When only the constant and yardage contributions are considered, the slope rating for PGA West is only 8 percent higher than for Rancho Park.  When all contributions are considered, however, the slope rating for PGA West is 29 percent higher.  The point is that the Slope Rating is heavily impacted by the most subjective, and hence the more prone to error, part of the rating system.

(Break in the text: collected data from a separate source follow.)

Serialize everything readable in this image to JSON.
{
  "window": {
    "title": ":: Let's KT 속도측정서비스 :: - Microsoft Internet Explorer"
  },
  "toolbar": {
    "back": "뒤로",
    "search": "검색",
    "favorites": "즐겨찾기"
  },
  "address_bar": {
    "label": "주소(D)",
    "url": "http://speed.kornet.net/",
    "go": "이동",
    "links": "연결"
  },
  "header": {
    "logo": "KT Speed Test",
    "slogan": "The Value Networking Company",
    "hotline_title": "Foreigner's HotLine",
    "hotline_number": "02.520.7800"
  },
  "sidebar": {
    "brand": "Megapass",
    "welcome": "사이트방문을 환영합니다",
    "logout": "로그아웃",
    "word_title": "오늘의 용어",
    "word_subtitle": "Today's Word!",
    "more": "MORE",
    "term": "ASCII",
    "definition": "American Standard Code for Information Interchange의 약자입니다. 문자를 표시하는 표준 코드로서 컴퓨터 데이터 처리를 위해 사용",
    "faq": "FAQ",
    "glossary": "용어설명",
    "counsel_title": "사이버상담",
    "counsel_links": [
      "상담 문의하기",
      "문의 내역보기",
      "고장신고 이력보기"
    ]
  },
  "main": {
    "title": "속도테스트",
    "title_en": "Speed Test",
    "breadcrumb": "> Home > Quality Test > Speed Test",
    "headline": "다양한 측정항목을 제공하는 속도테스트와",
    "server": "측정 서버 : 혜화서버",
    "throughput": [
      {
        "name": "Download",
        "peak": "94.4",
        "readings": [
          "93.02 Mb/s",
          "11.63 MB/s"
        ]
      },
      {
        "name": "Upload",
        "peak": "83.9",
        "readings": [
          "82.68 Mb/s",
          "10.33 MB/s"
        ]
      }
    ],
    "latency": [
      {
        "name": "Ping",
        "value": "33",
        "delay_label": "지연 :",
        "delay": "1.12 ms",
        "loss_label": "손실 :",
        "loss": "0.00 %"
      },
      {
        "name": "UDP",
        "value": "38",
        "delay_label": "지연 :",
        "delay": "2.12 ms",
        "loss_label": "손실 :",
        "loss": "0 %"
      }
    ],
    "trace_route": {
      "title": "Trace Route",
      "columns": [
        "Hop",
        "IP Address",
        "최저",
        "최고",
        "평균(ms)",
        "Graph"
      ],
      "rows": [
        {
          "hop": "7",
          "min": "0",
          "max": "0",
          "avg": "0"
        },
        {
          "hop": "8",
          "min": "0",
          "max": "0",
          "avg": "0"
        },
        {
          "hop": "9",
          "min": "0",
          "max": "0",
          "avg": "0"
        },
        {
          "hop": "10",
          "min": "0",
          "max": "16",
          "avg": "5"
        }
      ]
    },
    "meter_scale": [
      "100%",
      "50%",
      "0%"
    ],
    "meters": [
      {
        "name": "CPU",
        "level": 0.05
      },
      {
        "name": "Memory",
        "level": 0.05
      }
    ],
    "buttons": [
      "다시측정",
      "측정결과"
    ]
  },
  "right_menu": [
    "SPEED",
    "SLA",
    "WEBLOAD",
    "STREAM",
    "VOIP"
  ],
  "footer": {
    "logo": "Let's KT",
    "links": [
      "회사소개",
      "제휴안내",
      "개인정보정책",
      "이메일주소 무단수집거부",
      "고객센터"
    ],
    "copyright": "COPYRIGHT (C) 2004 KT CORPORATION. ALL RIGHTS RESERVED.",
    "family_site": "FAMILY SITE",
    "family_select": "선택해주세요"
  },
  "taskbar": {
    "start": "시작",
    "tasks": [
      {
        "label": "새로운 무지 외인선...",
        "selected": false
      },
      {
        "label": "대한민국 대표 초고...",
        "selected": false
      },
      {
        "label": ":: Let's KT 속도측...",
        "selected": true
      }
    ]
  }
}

            The variance in the estimate of the Slope Rating is:

                                Variance(Slope Rating)=   (5.381)2 (BRV + CRV)

Where,
                                                 BRV =   Variance in the estimate of the Bogey Rating
                                                 CRV =   Variance in the estimate of the Course Rating

             Now the variance is just the square of the standard deviation of the two ratings.  Using the USGA values of .5 and .3 for the standard deviations, the variance of the slope rating becomes:

                               Variance(Slope) =   28.96 (.25 +.09) = 9.85

            The standard deviation of the estimate of the Slope Rating would be the square root of the variance or approximately 3.1 rating points.

Impact of the Slope System on the Accuracy of Handicaps - Does the Slope System enhance or degrade the accuracy of handicaps?  The answer is “It depends.”  Let’s examine three cases to judge the efficacy of the Slope System.

Case 1: No Slope Effect - The existence of the slope effect (i.e., bogey golfers doing relatively worse on a course with a high slope rating) has never been empirically demonstrated.  In this case where there is no slope effect, possible errors associated with the estimating methodology are not a key concern.  It is not the errors in estimating the slope, but the entire model that needs to be re-examined.  This is not the purpose here, however, so we go on to other cases where the validity of the Slope System is not challenged.

Case 2: Small Range in Slope Ratings - In this case, it is assumed the slope effect does exist but the range of true slope ratings is quite small.  For our purposes, it is assumed that courses have a range of ten Slope Rating points.  Such a small range is not as unlikely as it may appear.  In a survey in Southern California, 48 percent of all courses with a Slope Rating over 100 (i.e., a rough measure of being a regulation length golf course) had Slope Ratings from the regular tees between 114 and 123.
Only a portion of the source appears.